You can also use our standard position methods. So if you have a cell-based control, you could subclass in a cell, don't override the draw methods, but do override things like title-rec for bounds, image-rec for bounds, and those will create or control the position of the actual image and title view that we actually add to our custom controls ourselves.

So, in conclusion, what's the most important thing to take away from this? We want you to use the Layer Contents Redraw policy of NSViewLayerContentsRedrawOnSetNeedsDis play. Again, it's not the default value, so you must explicitly set it when you have a custom view. We want you to use subviews whenever possible, so recomposite your view using multiple subviews for efficiency.
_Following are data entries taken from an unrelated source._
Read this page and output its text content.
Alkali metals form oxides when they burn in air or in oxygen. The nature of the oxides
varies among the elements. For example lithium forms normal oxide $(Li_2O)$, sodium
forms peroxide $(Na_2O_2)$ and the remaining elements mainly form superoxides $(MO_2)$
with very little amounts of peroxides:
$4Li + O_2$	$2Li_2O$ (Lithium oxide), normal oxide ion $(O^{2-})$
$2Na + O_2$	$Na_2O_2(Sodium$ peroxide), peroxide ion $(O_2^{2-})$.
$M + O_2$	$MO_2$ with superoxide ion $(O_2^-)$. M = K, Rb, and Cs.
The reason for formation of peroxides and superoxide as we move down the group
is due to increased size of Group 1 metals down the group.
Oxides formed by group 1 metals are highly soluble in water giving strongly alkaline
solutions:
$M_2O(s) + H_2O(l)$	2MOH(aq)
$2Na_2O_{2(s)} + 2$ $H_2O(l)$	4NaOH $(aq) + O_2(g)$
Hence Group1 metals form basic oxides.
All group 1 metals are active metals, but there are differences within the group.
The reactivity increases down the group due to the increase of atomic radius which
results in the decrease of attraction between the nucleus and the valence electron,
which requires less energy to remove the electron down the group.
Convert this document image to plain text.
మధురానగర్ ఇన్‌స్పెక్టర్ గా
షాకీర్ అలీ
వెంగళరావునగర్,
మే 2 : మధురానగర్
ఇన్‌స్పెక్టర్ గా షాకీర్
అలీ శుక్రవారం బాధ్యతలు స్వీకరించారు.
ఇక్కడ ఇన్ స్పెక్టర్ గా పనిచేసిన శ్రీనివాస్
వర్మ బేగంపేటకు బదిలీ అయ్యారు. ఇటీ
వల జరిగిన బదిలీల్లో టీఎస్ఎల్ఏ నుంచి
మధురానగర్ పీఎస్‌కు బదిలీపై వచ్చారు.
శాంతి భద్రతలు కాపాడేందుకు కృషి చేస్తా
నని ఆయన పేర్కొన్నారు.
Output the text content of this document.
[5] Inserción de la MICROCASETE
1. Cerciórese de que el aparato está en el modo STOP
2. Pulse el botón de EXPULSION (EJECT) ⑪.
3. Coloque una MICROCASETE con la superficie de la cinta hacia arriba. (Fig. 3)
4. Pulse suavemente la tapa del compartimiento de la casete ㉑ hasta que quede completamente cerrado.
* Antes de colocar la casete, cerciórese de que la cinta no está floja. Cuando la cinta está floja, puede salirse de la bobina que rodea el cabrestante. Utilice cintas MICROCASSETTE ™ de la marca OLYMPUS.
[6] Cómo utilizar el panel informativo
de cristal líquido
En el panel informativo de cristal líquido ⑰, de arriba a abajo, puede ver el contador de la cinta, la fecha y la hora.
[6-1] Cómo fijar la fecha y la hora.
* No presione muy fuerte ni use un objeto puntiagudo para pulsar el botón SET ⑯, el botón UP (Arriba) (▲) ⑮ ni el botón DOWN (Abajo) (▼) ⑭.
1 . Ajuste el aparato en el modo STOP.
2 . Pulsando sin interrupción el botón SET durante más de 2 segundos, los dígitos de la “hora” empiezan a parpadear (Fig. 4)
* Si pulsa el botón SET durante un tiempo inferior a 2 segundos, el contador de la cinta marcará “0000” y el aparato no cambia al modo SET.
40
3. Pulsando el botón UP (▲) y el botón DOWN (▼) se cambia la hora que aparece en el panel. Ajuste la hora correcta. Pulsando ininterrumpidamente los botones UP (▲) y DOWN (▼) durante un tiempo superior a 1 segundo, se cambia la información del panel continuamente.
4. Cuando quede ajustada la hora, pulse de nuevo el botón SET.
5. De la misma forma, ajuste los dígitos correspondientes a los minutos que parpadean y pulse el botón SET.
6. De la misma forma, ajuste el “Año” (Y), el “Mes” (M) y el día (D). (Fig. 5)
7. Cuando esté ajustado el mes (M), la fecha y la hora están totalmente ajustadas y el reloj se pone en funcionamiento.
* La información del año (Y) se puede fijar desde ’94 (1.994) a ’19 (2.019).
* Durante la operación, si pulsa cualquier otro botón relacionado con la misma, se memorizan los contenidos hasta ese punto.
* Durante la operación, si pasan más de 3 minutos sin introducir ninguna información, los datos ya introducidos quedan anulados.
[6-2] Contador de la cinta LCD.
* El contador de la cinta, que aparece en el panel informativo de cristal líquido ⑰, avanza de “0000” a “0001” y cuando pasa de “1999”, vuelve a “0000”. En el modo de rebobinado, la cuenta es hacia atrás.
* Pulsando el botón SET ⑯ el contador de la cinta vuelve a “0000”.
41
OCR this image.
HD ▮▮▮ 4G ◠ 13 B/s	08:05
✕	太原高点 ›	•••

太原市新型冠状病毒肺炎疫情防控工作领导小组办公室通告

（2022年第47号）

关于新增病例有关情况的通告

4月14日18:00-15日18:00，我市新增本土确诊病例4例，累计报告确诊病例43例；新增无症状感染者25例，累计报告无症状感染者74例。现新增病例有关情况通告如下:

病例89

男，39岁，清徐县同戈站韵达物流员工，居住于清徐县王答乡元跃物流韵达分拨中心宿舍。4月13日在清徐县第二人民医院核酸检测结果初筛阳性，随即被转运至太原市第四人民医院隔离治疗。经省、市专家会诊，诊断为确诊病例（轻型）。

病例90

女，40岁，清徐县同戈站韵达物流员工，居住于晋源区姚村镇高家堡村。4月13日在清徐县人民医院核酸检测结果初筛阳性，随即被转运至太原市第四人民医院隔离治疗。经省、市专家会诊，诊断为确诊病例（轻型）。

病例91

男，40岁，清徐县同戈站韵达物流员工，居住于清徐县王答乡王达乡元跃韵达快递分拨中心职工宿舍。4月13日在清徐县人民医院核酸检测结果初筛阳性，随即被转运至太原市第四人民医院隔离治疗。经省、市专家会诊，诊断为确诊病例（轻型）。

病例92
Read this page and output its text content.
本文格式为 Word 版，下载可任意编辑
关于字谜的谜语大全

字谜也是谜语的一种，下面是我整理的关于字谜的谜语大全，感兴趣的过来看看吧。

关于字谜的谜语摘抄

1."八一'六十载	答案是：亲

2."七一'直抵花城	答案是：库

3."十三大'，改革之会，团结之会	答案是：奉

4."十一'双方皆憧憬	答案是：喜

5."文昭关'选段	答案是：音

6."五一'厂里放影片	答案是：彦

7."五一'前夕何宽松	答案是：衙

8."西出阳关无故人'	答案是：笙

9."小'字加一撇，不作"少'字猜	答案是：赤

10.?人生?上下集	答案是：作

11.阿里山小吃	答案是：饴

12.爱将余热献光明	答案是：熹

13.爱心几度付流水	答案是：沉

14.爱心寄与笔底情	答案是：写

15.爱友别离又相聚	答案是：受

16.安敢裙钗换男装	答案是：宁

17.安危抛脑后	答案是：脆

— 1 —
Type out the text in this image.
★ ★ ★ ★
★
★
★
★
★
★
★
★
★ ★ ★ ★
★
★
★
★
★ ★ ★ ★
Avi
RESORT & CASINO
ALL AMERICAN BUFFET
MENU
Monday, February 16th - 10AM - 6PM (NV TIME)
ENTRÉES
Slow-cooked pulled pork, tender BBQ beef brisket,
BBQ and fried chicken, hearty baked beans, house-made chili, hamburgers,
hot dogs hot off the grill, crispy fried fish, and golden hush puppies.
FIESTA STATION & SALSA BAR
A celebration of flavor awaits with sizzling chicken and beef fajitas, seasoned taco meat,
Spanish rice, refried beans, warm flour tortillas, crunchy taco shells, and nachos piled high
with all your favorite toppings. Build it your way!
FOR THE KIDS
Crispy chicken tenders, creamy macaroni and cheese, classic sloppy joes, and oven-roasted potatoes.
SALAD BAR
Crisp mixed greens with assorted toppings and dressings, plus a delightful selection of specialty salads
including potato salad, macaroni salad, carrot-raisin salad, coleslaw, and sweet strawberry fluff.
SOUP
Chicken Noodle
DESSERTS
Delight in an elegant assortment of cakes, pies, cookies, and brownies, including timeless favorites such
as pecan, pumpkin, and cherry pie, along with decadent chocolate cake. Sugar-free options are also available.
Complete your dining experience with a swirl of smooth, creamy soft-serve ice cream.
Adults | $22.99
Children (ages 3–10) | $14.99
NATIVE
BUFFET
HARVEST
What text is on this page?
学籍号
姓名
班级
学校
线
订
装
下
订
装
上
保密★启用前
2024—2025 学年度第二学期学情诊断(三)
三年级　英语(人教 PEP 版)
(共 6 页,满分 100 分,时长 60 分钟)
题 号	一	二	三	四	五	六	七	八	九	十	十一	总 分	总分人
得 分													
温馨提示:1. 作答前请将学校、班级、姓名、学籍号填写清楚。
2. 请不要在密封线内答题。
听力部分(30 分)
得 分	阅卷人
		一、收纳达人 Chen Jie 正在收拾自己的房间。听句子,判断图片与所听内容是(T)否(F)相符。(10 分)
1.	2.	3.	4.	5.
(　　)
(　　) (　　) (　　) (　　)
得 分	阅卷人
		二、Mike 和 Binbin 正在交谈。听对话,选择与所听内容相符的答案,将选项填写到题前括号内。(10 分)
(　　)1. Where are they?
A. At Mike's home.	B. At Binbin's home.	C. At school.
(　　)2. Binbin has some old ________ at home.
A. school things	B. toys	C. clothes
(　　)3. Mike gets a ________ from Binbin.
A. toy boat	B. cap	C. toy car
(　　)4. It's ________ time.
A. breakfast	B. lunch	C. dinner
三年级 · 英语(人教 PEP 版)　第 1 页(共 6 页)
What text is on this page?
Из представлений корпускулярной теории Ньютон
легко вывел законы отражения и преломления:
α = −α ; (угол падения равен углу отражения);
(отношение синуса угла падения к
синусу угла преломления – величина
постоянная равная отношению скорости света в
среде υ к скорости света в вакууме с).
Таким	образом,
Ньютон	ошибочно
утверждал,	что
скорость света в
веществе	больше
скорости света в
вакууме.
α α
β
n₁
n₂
Use the new Mountain Lion API, WantsUpdateLayer and UpdateLayer to directly set the layer contents and content center property. Share your image contents among multiple layers or multiple views that have the same UI representation. Use NSTextField to automatically get proper font smoothing. Avoid manual text drawing if possible. Use the AnimatorProxy to start animations. Use the NewProperty on the AnimationContext to allow implicit animations to be explicitly started. Use the LionFocusRingDrawing API to get focus rings to draw and look properly.

So for more information, contact Jake, our UI Frameworks evangelist, and his email is up there. Documentation. I highly recommend reading through the Core Animation Programming Guide to get familiar with how that works. You can ask questions on the Apple Developer Forums. I'm frequently on there and can sometimes give you a hand. Some related sessions: Advanced Tips and Tricks for High Resolution OS X and Mission Friday at 10:15. Go check that out. That's it. Thank you very much.